End Users shall not copy or otherwise extract, alter or manipulate Material other than as permitted in these Terms and Conditions of Use of Materials.
Additional use of flagged material
Green flagged material
Certain Material on this website (Licence 4 Material) displays a green flag next to the Material and is available for not-for-profit conservation or educational use. This material may be used by End Users, who are individuals or organisations that are in our opinion not-for-profit, for their not-for-profit conservation or not-for-profit educational purposes. Low resolution, watermarked images may be copied from this website by such End Users for such purposes. If you require high resolution or non-watermarked versions of the Material, please contact Wildscreen with details of your proposed use.
Creative commons material
Certain Material on this website has been licensed to Wildscreen under a Creative Commons Licence.

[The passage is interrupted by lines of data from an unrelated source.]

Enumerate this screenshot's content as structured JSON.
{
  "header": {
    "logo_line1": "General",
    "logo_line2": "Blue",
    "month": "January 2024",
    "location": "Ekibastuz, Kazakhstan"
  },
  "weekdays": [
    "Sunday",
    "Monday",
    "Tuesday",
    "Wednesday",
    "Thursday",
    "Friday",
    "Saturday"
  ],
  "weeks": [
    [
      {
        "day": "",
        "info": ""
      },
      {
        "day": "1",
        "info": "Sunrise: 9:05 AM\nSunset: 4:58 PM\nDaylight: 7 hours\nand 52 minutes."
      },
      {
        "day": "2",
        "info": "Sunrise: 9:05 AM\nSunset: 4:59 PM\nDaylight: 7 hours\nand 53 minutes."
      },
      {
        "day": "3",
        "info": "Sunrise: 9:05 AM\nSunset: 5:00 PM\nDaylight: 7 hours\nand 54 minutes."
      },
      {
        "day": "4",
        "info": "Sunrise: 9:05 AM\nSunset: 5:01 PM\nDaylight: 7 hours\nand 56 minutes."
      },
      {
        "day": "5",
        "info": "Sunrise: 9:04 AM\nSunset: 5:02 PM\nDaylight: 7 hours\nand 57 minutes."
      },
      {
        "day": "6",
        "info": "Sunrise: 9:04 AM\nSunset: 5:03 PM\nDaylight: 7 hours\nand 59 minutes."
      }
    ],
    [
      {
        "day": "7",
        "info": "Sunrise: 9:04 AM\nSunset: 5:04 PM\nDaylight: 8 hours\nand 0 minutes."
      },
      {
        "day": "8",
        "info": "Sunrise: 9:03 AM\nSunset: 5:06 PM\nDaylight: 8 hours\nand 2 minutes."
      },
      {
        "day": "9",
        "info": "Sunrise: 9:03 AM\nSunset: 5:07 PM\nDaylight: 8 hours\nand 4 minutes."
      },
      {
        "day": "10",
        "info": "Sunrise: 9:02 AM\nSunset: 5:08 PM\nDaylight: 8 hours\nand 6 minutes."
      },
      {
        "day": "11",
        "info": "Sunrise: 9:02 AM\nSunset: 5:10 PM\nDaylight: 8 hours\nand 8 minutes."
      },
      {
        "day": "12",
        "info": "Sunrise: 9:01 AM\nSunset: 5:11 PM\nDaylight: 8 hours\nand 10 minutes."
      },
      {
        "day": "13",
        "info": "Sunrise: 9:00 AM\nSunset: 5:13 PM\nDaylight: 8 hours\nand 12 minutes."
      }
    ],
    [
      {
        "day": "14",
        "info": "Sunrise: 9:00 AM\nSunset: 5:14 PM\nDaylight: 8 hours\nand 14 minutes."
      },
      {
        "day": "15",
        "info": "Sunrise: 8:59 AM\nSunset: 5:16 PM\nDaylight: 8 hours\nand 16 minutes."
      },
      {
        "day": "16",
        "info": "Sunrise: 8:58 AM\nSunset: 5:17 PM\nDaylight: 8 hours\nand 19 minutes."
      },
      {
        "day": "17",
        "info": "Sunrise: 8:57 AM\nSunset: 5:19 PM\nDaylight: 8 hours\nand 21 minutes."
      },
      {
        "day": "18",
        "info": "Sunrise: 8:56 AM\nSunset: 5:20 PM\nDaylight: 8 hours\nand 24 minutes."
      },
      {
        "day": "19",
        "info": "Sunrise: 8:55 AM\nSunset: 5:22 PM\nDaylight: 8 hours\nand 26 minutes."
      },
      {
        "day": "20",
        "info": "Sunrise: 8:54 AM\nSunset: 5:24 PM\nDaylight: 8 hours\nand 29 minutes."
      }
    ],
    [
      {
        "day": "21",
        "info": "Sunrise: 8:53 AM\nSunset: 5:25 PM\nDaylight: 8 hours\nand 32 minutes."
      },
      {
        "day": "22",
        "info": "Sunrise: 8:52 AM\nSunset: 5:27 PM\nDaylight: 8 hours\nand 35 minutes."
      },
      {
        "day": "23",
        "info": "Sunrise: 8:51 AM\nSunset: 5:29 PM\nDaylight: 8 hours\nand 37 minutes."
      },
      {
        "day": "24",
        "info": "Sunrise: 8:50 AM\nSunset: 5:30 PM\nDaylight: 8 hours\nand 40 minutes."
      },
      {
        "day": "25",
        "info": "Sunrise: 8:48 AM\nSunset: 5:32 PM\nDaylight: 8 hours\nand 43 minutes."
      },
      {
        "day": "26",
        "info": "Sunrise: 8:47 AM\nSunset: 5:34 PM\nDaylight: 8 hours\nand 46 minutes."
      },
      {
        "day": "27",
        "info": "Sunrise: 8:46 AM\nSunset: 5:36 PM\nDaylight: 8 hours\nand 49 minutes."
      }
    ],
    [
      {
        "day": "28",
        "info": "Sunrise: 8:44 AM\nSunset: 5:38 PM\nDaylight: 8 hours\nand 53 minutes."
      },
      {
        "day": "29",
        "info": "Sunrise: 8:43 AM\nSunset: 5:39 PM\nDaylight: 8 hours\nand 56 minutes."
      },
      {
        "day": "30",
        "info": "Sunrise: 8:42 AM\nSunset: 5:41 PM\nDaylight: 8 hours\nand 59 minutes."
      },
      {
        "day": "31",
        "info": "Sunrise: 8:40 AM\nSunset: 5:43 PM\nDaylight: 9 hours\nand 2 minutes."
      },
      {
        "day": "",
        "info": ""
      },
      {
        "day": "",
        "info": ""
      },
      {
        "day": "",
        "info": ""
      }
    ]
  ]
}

These images are clearly marked with the Creative Commons buttons and may be used by End Users only in the way allowed by the specific Creative Commons Licence under which they have been submitted. Please see http://creativecommons.org for details.
Any other use
Please contact the copyright owners directly (copyright and contact details are shown for each media item) to negotiate terms and conditions for any use of Material other than those expressly permitted above. Please note that many of the contributors to ARKive are commercial operators and may request a fee for such use.
Save as permitted above, no person or organisation is permitted to incorporate any copyright material from this website into any other work or publication in any format (this includes but is not limited to: websites, Apps, CDs, DVDs, intranets, extranets, signage, digital communications or on printed materials for external or other distribution). Use of the Material for promotional, administrative or for-profit purposes is not permitted.